The Inflation Reduction Act: Big Wins For Health Care

In an article about the inflation reduction act, this is a photo of a person giving a wrapped present.

There’s some fascinating new polling out about the health care provisions in the Inflation Reduction Act.

You may ask, what health care provisions? I thought the Inflation Reduction Act was all about climate.

But no, it also contained robust provisions to help lower health care and drug costs for people like you and me. It’s reduced Obamacare premiums for American families by $2,400 annually.

It has capped insulin costs to $35 monthly for everyone on Medicare. It provides free vaccines to seniors. Reigned in drug companies, egregious price increases. Starting in 2024, it will cap prescription costs for seniors to $2,000 yearly.

Finally, it gave Medicare the power to negotiate drug prices.

Click the image to go to a pdf with more detail (opens in a new tab).

What does this have to do with polling?

The most popular provisions in the Inflation Reduction Act are the ones that have to do with cutting health care costs and drug prices.

The top one in popularity is capping insulin costs for seniors. The second most popular is allowing Medicare to negotiate lower drug prices. 81% of Americans support that provision. It should be no surprise that the pharmaceutical industry hates this provision.

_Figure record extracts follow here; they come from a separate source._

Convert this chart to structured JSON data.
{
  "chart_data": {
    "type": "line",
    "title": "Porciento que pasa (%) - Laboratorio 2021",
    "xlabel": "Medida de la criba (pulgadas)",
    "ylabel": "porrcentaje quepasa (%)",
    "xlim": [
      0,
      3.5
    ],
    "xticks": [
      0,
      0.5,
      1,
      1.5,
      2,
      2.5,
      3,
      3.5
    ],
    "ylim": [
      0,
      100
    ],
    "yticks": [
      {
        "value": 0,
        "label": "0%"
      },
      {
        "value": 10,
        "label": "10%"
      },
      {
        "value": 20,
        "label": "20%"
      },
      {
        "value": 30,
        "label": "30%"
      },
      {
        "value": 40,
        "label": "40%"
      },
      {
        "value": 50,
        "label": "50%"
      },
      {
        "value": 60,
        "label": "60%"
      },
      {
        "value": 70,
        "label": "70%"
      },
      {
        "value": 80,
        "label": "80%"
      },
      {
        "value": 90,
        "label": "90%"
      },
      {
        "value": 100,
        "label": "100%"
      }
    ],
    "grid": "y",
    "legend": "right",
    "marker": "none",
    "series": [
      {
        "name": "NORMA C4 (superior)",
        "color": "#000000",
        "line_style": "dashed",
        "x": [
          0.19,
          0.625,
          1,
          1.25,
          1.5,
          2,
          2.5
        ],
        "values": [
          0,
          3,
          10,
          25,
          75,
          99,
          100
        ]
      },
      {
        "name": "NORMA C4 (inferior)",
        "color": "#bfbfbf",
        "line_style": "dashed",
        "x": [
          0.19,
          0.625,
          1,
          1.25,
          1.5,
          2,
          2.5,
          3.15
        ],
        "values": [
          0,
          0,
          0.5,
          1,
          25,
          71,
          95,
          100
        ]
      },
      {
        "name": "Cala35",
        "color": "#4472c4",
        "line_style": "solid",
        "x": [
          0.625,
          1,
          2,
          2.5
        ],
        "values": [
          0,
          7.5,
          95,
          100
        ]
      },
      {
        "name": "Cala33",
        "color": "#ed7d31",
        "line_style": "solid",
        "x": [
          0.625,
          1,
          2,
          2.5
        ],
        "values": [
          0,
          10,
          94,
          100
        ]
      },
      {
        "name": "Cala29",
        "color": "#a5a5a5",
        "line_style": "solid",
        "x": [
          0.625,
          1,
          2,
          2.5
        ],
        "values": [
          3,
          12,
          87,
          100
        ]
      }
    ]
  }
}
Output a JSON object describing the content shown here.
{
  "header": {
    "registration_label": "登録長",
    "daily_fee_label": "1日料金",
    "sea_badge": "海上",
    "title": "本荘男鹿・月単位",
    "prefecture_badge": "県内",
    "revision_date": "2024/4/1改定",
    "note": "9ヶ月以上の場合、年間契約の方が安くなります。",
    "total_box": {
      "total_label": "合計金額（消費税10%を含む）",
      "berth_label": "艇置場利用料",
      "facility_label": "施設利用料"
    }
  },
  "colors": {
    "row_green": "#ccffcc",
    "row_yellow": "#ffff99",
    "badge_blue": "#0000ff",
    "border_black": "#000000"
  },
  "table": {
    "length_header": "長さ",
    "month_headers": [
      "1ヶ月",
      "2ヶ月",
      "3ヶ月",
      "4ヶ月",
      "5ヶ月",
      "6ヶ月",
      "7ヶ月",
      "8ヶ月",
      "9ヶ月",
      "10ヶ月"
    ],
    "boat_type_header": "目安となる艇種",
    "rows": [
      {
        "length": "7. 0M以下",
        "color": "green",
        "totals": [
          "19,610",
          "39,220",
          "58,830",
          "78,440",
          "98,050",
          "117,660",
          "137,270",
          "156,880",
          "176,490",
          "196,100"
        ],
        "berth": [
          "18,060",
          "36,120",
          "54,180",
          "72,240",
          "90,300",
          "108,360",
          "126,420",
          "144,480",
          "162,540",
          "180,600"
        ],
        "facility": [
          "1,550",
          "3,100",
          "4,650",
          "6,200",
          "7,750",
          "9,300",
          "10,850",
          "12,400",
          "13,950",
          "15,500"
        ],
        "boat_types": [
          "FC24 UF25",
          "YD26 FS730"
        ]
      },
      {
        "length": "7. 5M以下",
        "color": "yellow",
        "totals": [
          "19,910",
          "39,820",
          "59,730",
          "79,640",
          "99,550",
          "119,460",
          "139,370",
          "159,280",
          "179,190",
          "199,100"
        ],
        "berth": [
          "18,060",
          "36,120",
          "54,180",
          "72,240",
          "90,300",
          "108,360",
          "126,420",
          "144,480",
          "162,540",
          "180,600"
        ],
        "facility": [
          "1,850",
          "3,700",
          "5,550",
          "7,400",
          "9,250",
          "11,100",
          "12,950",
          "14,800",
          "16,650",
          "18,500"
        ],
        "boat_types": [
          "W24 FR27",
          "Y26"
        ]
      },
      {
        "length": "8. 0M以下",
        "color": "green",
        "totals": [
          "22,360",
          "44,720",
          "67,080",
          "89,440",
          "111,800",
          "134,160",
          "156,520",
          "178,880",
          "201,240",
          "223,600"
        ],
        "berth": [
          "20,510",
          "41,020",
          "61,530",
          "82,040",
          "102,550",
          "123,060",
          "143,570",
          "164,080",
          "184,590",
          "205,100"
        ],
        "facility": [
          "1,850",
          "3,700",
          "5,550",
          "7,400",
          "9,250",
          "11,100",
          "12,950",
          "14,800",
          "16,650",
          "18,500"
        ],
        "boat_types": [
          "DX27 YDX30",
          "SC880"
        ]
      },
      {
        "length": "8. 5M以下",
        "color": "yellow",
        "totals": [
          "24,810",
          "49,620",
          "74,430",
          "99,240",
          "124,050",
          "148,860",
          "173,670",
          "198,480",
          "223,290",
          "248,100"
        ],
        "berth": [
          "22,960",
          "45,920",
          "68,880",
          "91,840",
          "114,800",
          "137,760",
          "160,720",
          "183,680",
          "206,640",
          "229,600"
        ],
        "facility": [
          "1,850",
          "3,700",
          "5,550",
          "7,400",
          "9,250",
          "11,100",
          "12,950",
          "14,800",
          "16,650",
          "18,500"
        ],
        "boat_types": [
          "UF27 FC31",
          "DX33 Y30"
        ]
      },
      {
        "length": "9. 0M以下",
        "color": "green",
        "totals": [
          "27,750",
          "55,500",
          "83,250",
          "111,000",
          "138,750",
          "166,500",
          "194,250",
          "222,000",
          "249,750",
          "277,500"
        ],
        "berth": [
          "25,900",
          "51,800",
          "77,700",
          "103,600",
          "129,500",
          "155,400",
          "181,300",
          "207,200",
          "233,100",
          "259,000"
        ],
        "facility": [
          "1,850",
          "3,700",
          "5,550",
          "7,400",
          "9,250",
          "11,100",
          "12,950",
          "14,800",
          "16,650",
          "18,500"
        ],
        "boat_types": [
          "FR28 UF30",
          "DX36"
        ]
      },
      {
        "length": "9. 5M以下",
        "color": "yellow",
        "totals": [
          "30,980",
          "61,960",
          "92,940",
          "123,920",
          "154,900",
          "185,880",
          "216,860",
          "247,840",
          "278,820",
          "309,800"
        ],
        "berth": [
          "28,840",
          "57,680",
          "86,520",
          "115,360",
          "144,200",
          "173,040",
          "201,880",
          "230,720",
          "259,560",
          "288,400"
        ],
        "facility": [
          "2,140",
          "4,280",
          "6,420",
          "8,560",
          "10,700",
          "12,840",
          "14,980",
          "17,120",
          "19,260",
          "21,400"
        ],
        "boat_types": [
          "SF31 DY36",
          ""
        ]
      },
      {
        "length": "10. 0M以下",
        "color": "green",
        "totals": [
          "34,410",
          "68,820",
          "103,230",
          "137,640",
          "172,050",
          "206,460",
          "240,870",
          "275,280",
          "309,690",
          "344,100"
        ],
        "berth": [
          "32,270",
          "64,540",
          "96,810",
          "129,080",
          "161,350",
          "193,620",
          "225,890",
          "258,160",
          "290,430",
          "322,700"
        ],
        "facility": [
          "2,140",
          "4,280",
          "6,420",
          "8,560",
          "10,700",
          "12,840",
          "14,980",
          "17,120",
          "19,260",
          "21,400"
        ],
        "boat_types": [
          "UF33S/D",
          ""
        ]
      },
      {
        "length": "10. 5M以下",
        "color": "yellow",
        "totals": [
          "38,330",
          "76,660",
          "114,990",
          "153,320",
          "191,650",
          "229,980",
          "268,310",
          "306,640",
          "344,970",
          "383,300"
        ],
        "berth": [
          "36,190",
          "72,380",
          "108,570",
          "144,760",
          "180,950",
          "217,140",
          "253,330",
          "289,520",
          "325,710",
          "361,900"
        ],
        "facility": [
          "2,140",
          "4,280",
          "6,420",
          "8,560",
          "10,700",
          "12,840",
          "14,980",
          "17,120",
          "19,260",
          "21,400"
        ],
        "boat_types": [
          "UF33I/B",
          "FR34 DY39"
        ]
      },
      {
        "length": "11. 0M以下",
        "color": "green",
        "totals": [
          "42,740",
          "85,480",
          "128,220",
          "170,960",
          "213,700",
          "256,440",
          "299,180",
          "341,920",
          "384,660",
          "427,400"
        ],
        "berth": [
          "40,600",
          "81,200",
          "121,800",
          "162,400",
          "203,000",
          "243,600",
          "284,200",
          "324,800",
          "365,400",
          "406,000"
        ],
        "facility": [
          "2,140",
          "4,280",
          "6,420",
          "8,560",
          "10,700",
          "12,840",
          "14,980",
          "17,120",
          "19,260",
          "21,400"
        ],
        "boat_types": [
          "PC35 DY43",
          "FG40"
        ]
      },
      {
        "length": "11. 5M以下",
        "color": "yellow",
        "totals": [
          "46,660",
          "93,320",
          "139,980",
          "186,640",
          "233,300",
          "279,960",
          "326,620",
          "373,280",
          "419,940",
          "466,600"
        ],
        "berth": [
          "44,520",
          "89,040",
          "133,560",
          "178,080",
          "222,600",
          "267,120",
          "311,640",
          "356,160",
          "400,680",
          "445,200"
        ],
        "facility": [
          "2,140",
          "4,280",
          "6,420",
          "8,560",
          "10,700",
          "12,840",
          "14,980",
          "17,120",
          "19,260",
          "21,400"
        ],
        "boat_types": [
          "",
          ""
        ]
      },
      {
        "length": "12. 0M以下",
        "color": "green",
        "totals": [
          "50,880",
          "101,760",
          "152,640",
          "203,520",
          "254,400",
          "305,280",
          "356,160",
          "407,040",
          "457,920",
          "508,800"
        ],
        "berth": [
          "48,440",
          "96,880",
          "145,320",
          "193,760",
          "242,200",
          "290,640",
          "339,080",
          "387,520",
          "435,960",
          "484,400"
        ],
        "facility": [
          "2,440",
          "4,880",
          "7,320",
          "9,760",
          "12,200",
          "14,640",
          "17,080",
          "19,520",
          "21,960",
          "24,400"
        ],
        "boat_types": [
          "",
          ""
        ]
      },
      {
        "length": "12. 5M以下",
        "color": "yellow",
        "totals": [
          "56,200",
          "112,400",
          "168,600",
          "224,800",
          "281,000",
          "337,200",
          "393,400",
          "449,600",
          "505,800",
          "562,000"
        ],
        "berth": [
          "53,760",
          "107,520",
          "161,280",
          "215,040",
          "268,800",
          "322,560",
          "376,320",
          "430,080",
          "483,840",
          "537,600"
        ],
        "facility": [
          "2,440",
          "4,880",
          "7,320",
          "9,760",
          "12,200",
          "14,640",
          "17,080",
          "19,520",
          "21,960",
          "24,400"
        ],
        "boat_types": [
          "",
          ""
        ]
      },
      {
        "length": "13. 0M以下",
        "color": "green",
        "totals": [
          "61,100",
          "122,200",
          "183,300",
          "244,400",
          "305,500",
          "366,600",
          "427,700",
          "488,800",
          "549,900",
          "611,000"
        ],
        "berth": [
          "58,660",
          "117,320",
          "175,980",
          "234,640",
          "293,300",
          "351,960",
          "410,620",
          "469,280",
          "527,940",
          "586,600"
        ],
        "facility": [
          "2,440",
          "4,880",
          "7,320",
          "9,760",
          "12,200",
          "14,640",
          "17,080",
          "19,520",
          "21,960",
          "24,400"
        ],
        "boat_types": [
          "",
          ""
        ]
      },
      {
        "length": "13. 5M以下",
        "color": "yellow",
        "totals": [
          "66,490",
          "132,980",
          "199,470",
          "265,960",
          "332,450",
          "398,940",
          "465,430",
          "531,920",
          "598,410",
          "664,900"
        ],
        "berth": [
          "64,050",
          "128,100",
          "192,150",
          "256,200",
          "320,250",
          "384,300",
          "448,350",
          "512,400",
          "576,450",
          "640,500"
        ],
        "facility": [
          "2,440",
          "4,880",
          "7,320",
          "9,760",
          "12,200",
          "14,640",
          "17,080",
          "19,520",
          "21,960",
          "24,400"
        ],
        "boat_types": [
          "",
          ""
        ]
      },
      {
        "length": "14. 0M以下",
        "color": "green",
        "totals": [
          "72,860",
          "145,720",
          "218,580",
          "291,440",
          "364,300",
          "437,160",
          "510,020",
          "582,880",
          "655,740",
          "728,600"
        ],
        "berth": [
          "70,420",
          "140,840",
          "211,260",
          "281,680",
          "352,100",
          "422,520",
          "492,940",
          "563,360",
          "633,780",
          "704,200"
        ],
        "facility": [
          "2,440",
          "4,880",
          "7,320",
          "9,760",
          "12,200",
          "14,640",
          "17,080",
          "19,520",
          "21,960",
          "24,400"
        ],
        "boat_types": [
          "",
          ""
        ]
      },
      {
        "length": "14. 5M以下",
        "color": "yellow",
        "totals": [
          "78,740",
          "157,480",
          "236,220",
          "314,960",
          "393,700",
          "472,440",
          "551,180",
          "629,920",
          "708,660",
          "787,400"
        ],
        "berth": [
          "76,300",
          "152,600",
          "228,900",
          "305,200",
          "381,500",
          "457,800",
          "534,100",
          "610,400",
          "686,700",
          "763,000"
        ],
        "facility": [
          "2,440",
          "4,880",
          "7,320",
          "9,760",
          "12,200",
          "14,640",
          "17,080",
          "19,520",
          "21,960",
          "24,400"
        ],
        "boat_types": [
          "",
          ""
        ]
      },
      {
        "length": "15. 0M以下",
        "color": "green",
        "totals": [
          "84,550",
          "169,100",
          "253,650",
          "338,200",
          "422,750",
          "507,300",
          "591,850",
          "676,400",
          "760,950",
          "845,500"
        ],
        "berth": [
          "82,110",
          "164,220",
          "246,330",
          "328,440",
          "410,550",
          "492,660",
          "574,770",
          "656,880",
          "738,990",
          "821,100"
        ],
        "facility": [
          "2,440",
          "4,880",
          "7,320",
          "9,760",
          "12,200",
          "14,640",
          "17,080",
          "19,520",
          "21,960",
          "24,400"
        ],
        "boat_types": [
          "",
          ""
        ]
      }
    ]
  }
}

They lobbied hard against it. They spent $100 million lobbying against the Inflation Reduction Act. Because of that, not a single Republican supported this bill. Big Pharma isn’t done fighting it.

Merck is suing. PhRMA is suing. Every big pharma company is suing to stop the price controls. But what should surprise us just a little bit more? The fact that Republicans are siding with Big Pharma over us.

Repealing these drug pricing provisions is one of their top priorities. They’ve already introduced the bill. And if they take back control, they’ll pass it.

That’s what’s interesting about reading polling. It’s almost without exception the more Americans like something, the more Republicans and their corporate donors want to take it away.